I have a query like the following:
select
table.date,
table.shift,
sum(table.value)
from
db.table
where
table.date >= date '2020-01-01' and
table.filter = 'type'
group by
table.date,
table.shift
order by
table.date,
table.shift;
That returns data this way:
date | shift | sum(value)
-----------|-------|------------
2020-01-06 | 1 | 15
2020-01-06 | 3 | 12
2020-01-07 | 1 | 20
2020-01-07 | 2 | 38
2020-01-09 | 1 | 6
2020-01-09 | 2 | 22
2020-01-09 | 3 | 14
2020-01-10 | 1 | 17
2020-01-10 | 2 | 3
2020-01-10 | 3 | 10
I'm trying to get it like this but I don't know how:
date | 1 | 2 | 3
-----------|----|----|----
2020-01-06 | 15 | | 12
2020-01-07 | 20 | 38 |
2020-01-09 | 6 | 22 | 14
2020-01-10 | 17 | 3 | 10
No need for an addition subquery or CTE. You can pivot your dataset using conditional aggregation with slight modifications of your query: just remove shift
from the group by
clause, and then implement conditional logic in the sum()
s:
select
date,
sum(case when shift = 1 then value end) shift1,
sum(case when shift = 2 then value end) shift2,
sum(case when shift = 3 then value end) shift3
from
db.table
where
date >= date '2020-01-01'
and filter = 'type'
group by date
order by date
Note:
there is no need to prefix the column names since a single table comes into play.

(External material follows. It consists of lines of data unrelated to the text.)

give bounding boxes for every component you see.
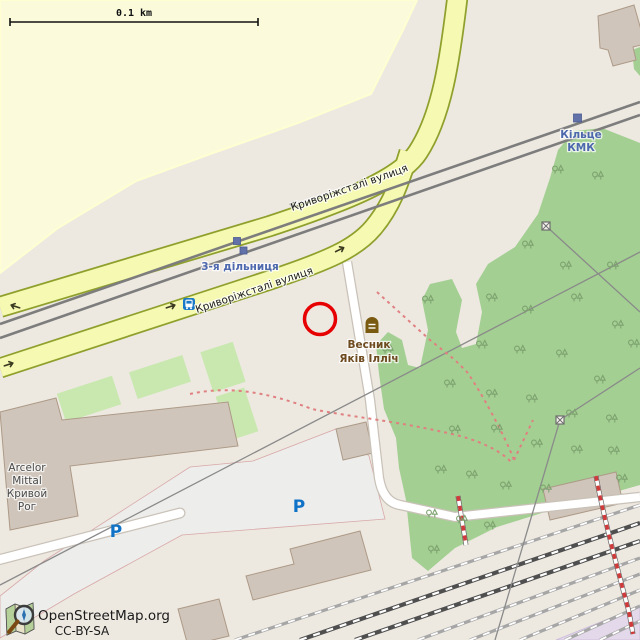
factory-label-line4: Рог — [18, 501, 36, 513]
tram-stop-square — [234, 238, 241, 245]
factory-label-line2: Mittal — [12, 475, 42, 487]
map-canvas[interactable]: Криворіжсталі вулиця Криворіжсталі вулиц… — [0, 0, 640, 640]
map-viewport[interactable]: Криворіжсталі вулиця Криворіжсталі вулиц… — [0, 0, 640, 640]
attribution-line2: CC-BY-SA — [55, 624, 110, 638]
factory-label-line3: Кривой — [7, 488, 47, 500]
factory-label-line1: Arcelor — [8, 462, 46, 474]
tram-stop-label: 3-я дільниця — [201, 261, 279, 273]
memorial-label-line1: Весник — [347, 339, 390, 351]
memorial-icon — [366, 317, 379, 333]
osm-logo-icon — [6, 603, 34, 635]
scale-bar-label: 0.1 km — [116, 8, 152, 19]
bus-stop-icon — [183, 298, 195, 310]
parking-symbol-east: P — [293, 497, 305, 517]
memorial-label-line2: Яків Ілліч — [339, 353, 398, 365]
parking-symbol-west: P — [110, 522, 122, 542]
tram-terminus-label-line2: КМК — [567, 142, 595, 154]
tram-stop-square — [240, 247, 247, 254]
tram-stop-square — [574, 114, 582, 122]
building-small — [336, 422, 373, 460]
tram-terminus-label-line1: Кільце — [560, 129, 601, 141]
attribution-line1[interactable]: OpenStreetMap.org — [38, 608, 170, 624]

I removed those
date
is the name of datatype in Oracle, hence not a good choice for a column name
This answer is the one that better fits my needs so I'll accept it. Wasn't expecting this much of a fastest gun in the west, more like close as duplicate of some question I didn't found or maybe a "have you searched?" sort of accusation. Thank you.